Rupanya. dalam perjalanan kariernya Banu sering memperoleh beban tugas yang berat dan menantang. Tempaan pengalaman-pengalaman inilah yang kelak membuatnya memiliki kepemimpinan yang matang. Misalnya dia juga ditugaskan sebagai Perwira Operasi KP-3 Tanjung Priok, yang kala itu terkenal rawan dan penyelundupan merajalela. Betapapun sederet tugas itu terasa berat, tapi dia tetap melaksanakannya dengan baik dan penuh pengabdian. Tahun 1974 dia ditunjuk sebagai Spri Kasum ABRI.

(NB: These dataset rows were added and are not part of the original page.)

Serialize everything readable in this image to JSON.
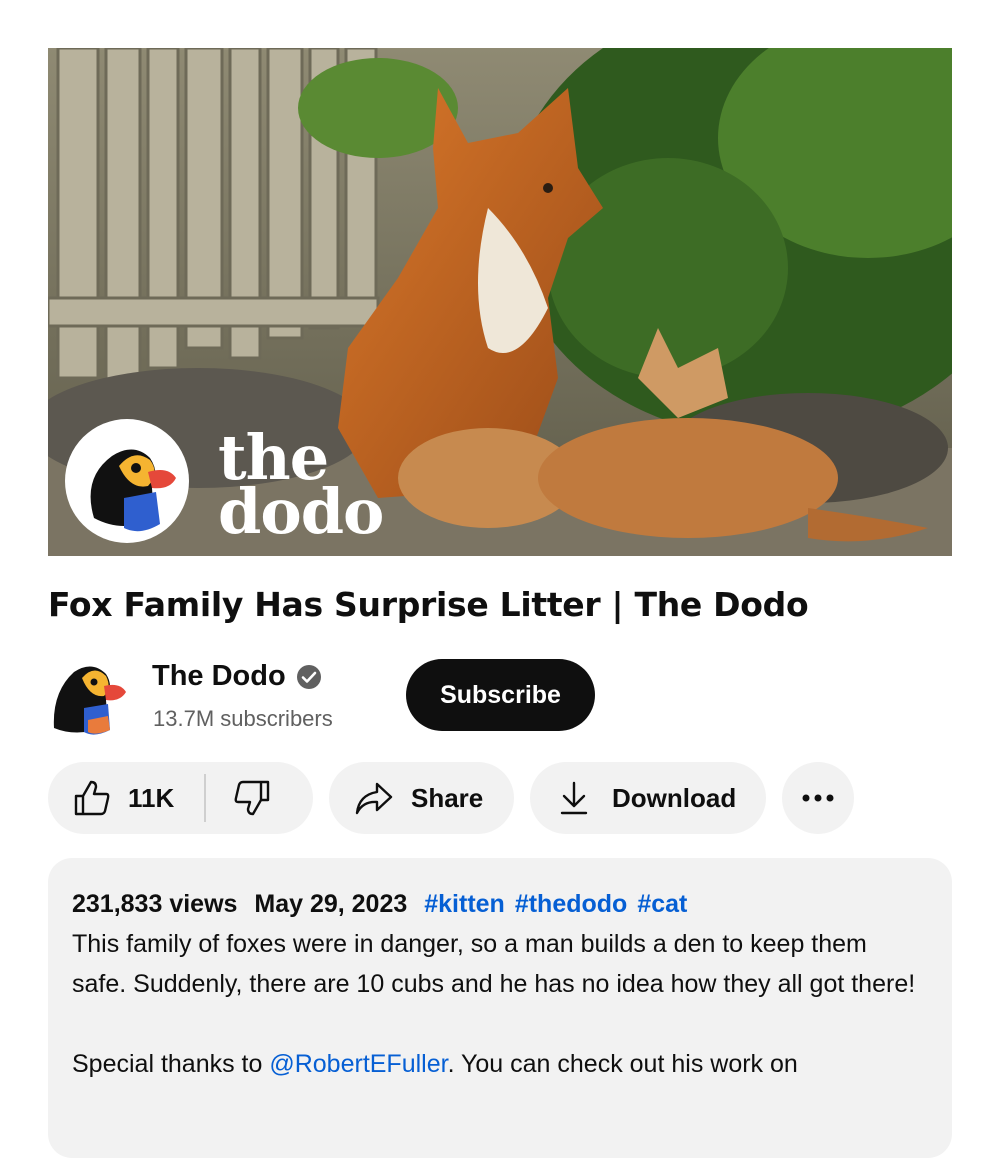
{
  "video": {
    "thumbnail_brand": "the dodo",
    "thumbnail_brand_line1": "the",
    "thumbnail_brand_line2": "dodo",
    "title": "Fox Family Has Surprise Litter | The Dodo"
  },
  "channel": {
    "name": "The Dodo",
    "verified": true,
    "subscribers": "13.7M subscribers",
    "subscribe_label": "Subscribe"
  },
  "actions": {
    "like_count": "11K",
    "share_label": "Share",
    "download_label": "Download",
    "more_icon": "more-horizontal-icon"
  },
  "description": {
    "views": "231,833 views",
    "date": "May 29, 2023",
    "hashtags": [
      "#kitten",
      "#thedodo",
      "#cat"
    ],
    "body": "This family of foxes were in danger, so a man builds a den to keep them safe. Suddenly, there are 10 cubs and he has no idea how they all got there!",
    "thanks_prefix": "Special thanks to ",
    "thanks_mention": "@RobertEFuller",
    "thanks_suffix": ". You can check out his work on"
  },
  "colors": {
    "link": "#065fd4",
    "subscribe_bg": "#0f0f0f",
    "pill_bg": "#f2f2f2",
    "secondary_text": "#606060"
  }
}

Berikut tahun 1975-1976, dia mengikuti Sespim pada Susreg II di Bandung. Setelah itu menjabat Kabag Samapta di Komtares Malang. Tahun berikutnya, dia menjadi Kapolres Banyuwangi selama dua setengah tahun. Kemudian menjabat Kasi Intelpam di Polda Jawa Timur selama sembilan bulan. Banu lantas dipindahkan ke Polda Sulselra di Ujungpandang dengan jabatan Asisten Intelijen, hingga tahun 1982. Dari sana Banu kembali lagi ke Jawa Barat. Jabatan barunya waktu itu sebagai Asintel Polda Jabar. Lalu menjadi Kapolwil Banten dari tahun 1985 sampai tahun 1986. Dari Banten, dia ditugaskan menjadi Kapolwil Cirebon. Kendati di Cirebon hanya 10 bulan, namun dia sempat membuat prestasi gemilang dengan menggulung sekelompok pelaku pencurian dengan kekerasan yang terjadi di Pom Bensin Tuparev. Ternyata, kasus Tuparev ini merupakan buntut kegiatan ekstrim kanan dengan kategori subversif.

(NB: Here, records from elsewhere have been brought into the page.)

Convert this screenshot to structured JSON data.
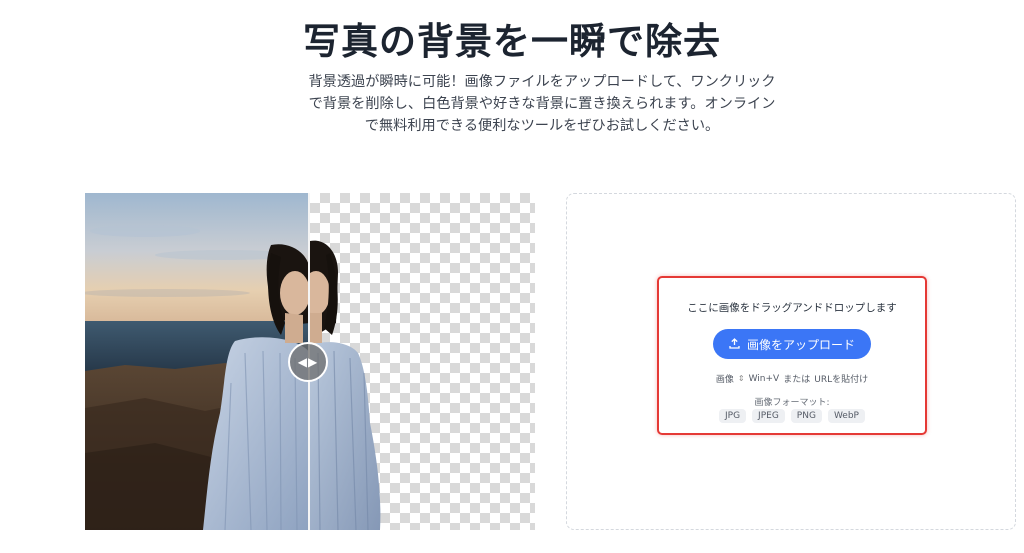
{
  "header": {
    "title": "写真の背景を一瞬で除去",
    "description_lines": [
      "背景透過が瞬時に可能！画像ファイルをアップロードして、ワンクリック",
      "で背景を削除し、白色背景や好きな背景に置き換えられます。オンライン",
      "で無料利用できる便利なツールをぜひお試しください。"
    ]
  },
  "compare": {
    "handle_glyph": "◀▶",
    "divider_position": 0.5
  },
  "upload": {
    "drop_text": "ここに画像をドラッグアンドドロップします",
    "button_label": "画像をアップロード",
    "button_icon": "upload-icon",
    "paste_prefix": "画像",
    "paste_shortcut": "Win+V",
    "paste_middle": "または",
    "paste_suffix": "URLを貼付け",
    "formats_label": "画像フォーマット:",
    "formats": [
      "JPG",
      "JPEG",
      "PNG",
      "WebP"
    ]
  },
  "colors": {
    "accent": "#3b76f6",
    "highlight_border": "#e53935"
  }
}
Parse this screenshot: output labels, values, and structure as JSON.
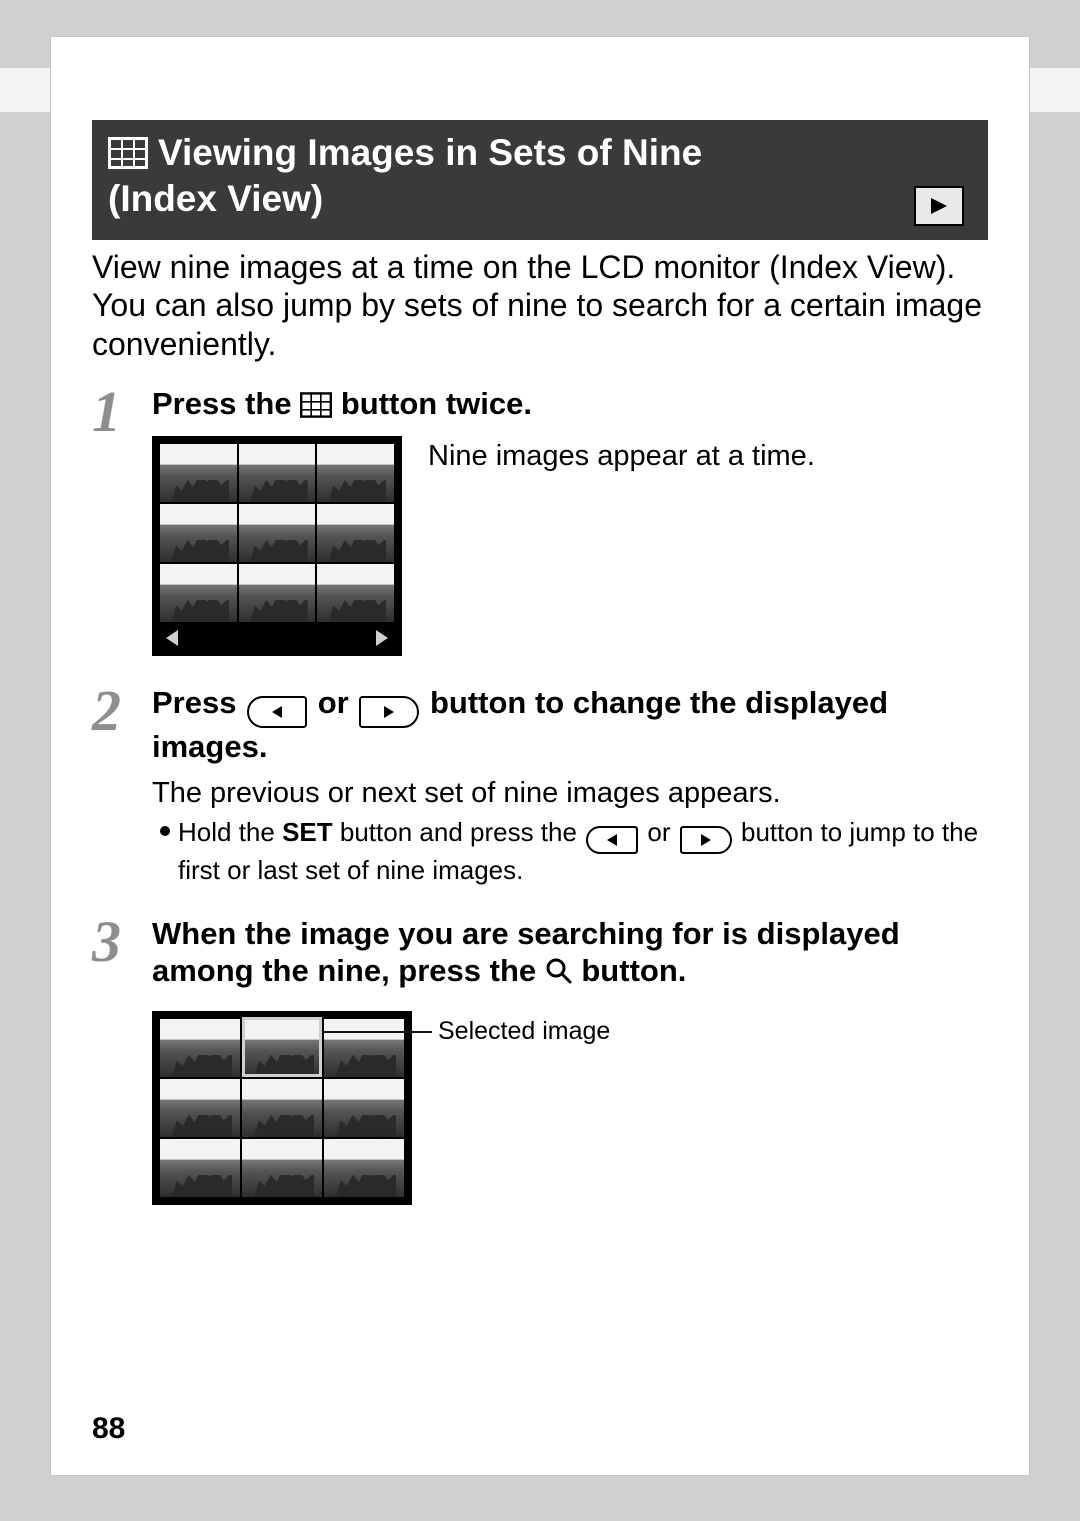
{
  "banner": {
    "title_line1": "Viewing Images in Sets of Nine",
    "title_line2": "(Index View)"
  },
  "intro": "View nine images at a time on the LCD monitor (Index View). You can also jump by sets of nine to search for a certain image conveniently.",
  "steps": {
    "s1": {
      "num": "1",
      "head_a": "Press the ",
      "head_b": " button twice.",
      "note": "Nine images appear at a time."
    },
    "s2": {
      "num": "2",
      "head_a": "Press ",
      "head_or": " or ",
      "head_b": " button to change the displayed images.",
      "para": "The previous or next set of nine images appears.",
      "bullet_a": "Hold the ",
      "bullet_set": "SET",
      "bullet_b": " button and press the ",
      "bullet_or": " or ",
      "bullet_c": " button to jump to the first or last set of nine images."
    },
    "s3": {
      "num": "3",
      "head_a": "When the image you are searching for is displayed among the nine, press the ",
      "head_b": " button."
    }
  },
  "callout_selected": "Selected image",
  "page_number": "88"
}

Sejak awal sudah terlihat Banurusman memang cemerlang. Dia selalu berupaya menelurkan gagasan inovatifnya demi kemajuan Polri. Tidak heran bila dia turut aktif dalam membidani manajemen operasional Situpak (Situasi, Tugas, Pelaksanaan, Admi-nistrasi, Komando dan Pengendalian). Setelah menjelajah Pulau Jawa dan Indonesia Timur (Sulawesi), Banu dipromosikan menjadi WakaPolda Sumatera Utara di Medan. Selagi masih menjabat WakaPolda itu, dia dipanggil untuk mengikuti pendidikan Lemhannas dan setelah rampung ditugaskan menjadi WakaPolda Metro Jaya (1989-1990). Kemudian tugas baru selaku Dir Bimmas Polri sudah menunggunya.

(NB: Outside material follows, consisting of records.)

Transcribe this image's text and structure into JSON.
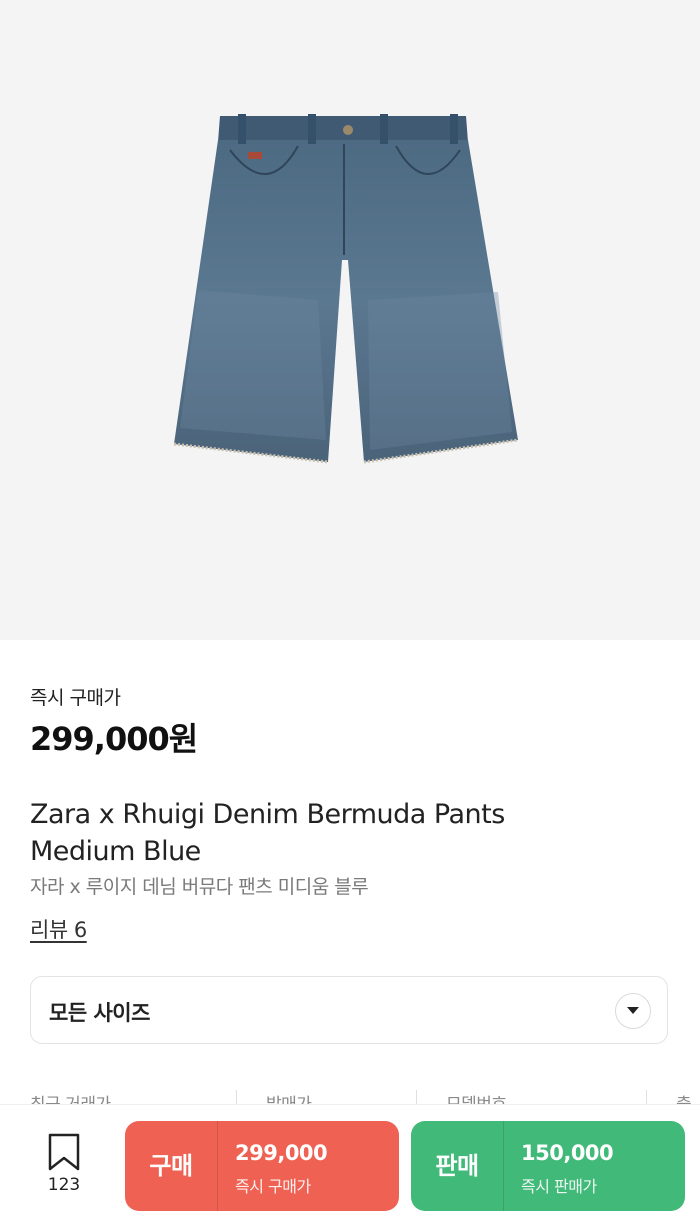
{
  "product": {
    "image_icon": "denim-shorts-image",
    "price_label": "즉시 구매가",
    "price": "299,000원",
    "title_en_line1": "Zara x Rhuigi Denim Bermuda Pants",
    "title_en_line2": "Medium Blue",
    "title_ko": "자라 x 루이지 데님 버뮤다 팬츠 미디움 블루",
    "review_link": "리뷰 6"
  },
  "size_selector": {
    "label": "모든 사이즈",
    "icon": "chevron-down-icon"
  },
  "info_row": {
    "recent_trade_label": "최근 거래가",
    "release_price_label": "발매가",
    "model_number_label": "모델번호",
    "release_date_label": "출시일"
  },
  "bottom_bar": {
    "bookmark_icon": "bookmark-icon",
    "bookmark_count": "123",
    "buy": {
      "label": "구매",
      "amount": "299,000",
      "sub": "즉시 구매가",
      "color": "#ef6253"
    },
    "sell": {
      "label": "판매",
      "amount": "150,000",
      "sub": "즉시 판매가",
      "color": "#41b979"
    }
  }
}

Selama di Mabes Polri itu, dia termasuk salah seorang pemrakarsa terbentuknya Bintara Pariwisata dan Babin Kamtibmas. Memasuki tahun 1991, Banurusman meninggalkan Jakarta, dan menjabat Kapolda Jabar di Bandung. Setelah itu dia menjadi Kapolda Metro Jaya, selama 1992 hingga awal 1993. Akhirnya, pada April 1993, Banurusman dilantik oleh Presiden Soeharto menjadi Kapolri menggantikan pendahulunya, Jenderal Polisi Drs Kunarto. Kini, Banu dikaruniai tiga orang anak, seorang putra dan dua orang putri. Sang sulung, anak lelakinya, Urip Witnu Laksana, kini mengikuti jejak ayah-nya menjadi prajurit Polri. Anaknya yang kedua dan ketiga, masing-masing bernama Ratih Jelantik Pustikasari dan Pika Rustia Cempaka. dan sudah dikaruniai 6 orang cucu. Dania laksana , Tania Laksana , Win Wicaksana , almarhum Salwa , Nayla , Dan Davian Satya Danendra. dan salah seorang cucunya yang bernama Tania Laksana juga menggeluti bidang hukum. sekarang ia sedang berkuliah di Universitas Trisakti, Fakultas Hukum.